Слишком похоже на мой случай, и мне становится неловко. Я выдавливаю из себя улыбку.

– Он мог бы жениться на ней. Она не была падшей женщиной, правда? Проституткой?

– Вероятно, была, – говорю я.

– Ну, в любом случае она ничуть не хуже Генри. Его поведение – яркий пример двойных стандартов, правда?

Мы приступаем к обеду. Бесполезно объяснять живущей в современном мире Джорджи, что невозможно судить по сегодняшним меркам мораль и обычаи, существовавшие сто двадцать лет назад. Поведение Генри было характерным для той эпохи – и всего лишь. Дэвид разложил свое генеалогическое древо, а затем снова сложил, наподобие карты, чтобы сверху оказалась интересующая нас часть.

– Генри, тот самый, кто затем стал лордом Нантером, женился в следующем году, – сообщает он и несколько раздраженно продолжает: – Не вижу в этом никакой загадки. Он дает объявление о помолвке в «Таймс» в восемьдесят третьем году и женится в октябре восемьдесят четвертого.

– Довольно продолжительная помолвка для тех времен, – замечаю я. – Тогда считалось, что долгая помолвка – плохо для девушки. Люди думали, что мужчина колеблется, и это плохо отражалось на ее репутации. Но все это не имеет значения, поскольку Генри был помолвлен с Элинор, а женился на ее сестре Эдит.

Здесь в генеалогическом древе ошибка, и Дэвид, похоже, хочет ее исправить. Джуд и Джорджи интересуются, почему не состоялась свадьба, хотя со стороны моей жены это просто вежливость – она уже знает. Приносят вино и первое блюдо; в руках у официантки корзинка с ужасным хлебом, который здесь подают. Стенли Фарроу останавливается у нашего столика и шепотом сообщает мне то, что я уже знаю, – мы выиграли голосование. Дэвид, уплетающий копченый лосось, говорит:

– Я не понимаю, как включить обручение в мое генеалогическое древо. Лучше я просто о нем забуду, правда?

– Конечно, если вы решили не включать туда Джимми Эшворт. У Генри не было физической близости с Элинор, можете не сомневаться.

В это Джорджи тоже трудно поверить. Все помолвленные спят друг с другом. Все ее знакомые живут с женихом или невестой. Я пожимаю плечами и бормочу, что времена меняются. Вероятно, Джорджи что-то узнала от Джуд, поскольку вдруг заявляет:

– Джуд сказала, что она умерла. Я имею в виду Элинор.

– Да, умерла.

Джорджи говорит, что в те времена люди часто умирали молодыми. Заболевали туберкулезом или чем-то еще, что сегодня оперируют, или умирали при родах.

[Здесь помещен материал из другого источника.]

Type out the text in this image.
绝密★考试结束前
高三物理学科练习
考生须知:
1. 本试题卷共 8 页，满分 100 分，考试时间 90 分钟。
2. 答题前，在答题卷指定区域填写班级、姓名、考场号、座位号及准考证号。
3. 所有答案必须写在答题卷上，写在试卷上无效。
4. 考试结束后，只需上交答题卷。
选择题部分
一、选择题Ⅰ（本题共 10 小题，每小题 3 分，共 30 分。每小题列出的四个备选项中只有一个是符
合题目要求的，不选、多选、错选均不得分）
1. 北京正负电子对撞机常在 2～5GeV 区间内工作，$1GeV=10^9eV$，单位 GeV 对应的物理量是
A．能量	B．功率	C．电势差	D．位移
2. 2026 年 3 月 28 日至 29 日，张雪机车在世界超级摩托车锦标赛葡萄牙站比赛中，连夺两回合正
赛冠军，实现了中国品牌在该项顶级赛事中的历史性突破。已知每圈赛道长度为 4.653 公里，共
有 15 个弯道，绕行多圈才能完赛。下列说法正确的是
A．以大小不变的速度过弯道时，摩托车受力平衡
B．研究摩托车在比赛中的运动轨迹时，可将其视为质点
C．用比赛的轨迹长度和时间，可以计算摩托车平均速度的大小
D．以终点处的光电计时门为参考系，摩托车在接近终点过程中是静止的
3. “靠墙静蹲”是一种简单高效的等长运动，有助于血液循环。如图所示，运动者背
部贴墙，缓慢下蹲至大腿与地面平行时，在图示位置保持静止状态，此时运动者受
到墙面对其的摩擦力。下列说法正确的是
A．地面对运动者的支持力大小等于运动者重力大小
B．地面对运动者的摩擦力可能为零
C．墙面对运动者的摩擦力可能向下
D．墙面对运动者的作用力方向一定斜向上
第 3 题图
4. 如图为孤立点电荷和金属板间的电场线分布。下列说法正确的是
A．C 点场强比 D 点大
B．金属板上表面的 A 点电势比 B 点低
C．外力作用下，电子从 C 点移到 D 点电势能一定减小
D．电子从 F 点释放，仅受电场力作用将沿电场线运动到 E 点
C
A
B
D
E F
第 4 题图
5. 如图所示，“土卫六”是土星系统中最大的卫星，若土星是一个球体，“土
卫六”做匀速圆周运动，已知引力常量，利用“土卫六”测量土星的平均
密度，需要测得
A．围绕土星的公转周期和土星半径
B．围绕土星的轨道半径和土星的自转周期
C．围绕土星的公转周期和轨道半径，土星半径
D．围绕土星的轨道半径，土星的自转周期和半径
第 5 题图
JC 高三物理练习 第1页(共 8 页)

По лицу Джуд пробегает едва заметная тень, и я борюсь желанием воткнуть нож в шею этой глупой женщине.

– Подхватывали пневмонию, – продолжает Джорджи, – и умирали через три недели, причем знали, что умрут, – помочь им тогда ничем не могли. Невозможно представить, правда? – Я понимаю, что передо мной любительница исторических романов, явно чувствительного свойства. – А еще они чахли, погибали от так называемой бледной немочи.

– Смерть Элинор была насильственной, – говорю я. – Нетипичной для того времени. Такое чаще случается сегодня. Ее убили.

– О, расскажите!

Я отказываюсь. Просто качаю головой и улыбаюсь. Возможно, потому что знаю: Джорджи Крофт-Джонс придет в возбуждение, скажет, что это, должно быть, сделал Генри, или выдвинет другие, столь же нелепые и необоснованные предположения. Потом объясняю, что еще не закончил исследование, хотя это неправда – я узнал все, что считал необходимым. Я не такой щепетильный, как Джуд, и допускаю «ложь во спасение», если на то есть причина. А желание избежать раздражения – это, как мне кажется, веская причина.

Мы пьем кофе. Наконец, Крофт-Джонсы спрашивают, что происходит в Парламенте. Я рассказываю, что идет обсуждение законопроекта о Палате лордов, или, как мы его называем, законопроекта о реформе. Джорджи думает, что все лишатся своих титулов, старшие сыновья утратят право наследования, а у знати отберут поместья. Никого больше не будут называть «лордом» и «леди», и все аристократы исчезнут – своего рода бескровная Французская революция. Просвещая ее, я думаю, что прежде чем мы закончим с законопроектом, вся страна будет думать примерно так же.

Похоже, Джорджи совсем не устала. Она спрашивает, куда мы отправимся потом, словно я собирался отвести их в ночной клуб. Но я устраиваю им небольшую экскурсию – показываю сокровища Парламента, в том числе смертный приговор Карлу I, который хранится под стеклом в Королевской галерее, и фрески Дайса, – рассказываю несколько забавных историй и спрашиваю, не хотят ли они пройти в зал заседаний. Джорджи очень хочет, но пыл ее несколько угасает, когда я говорю, что они с Дэвидом должны будут сесть прямо под барьером, а Джуд – слева, на местах для «супругов». Увы, таковы правила. Джорджи, которая, похоже, привязалась к Джуд, говорит, что правила пишутся для того, чтобы их нарушать. Я отвечаю, что если мы нарушим правила, то пристав удалит либо их, либо Джуд, и после этого мы идем вниз и прощаемся у входа для пэров. Дэвид обещает прислать мне генеалогическое древо, когда дойдет до следующего этапа.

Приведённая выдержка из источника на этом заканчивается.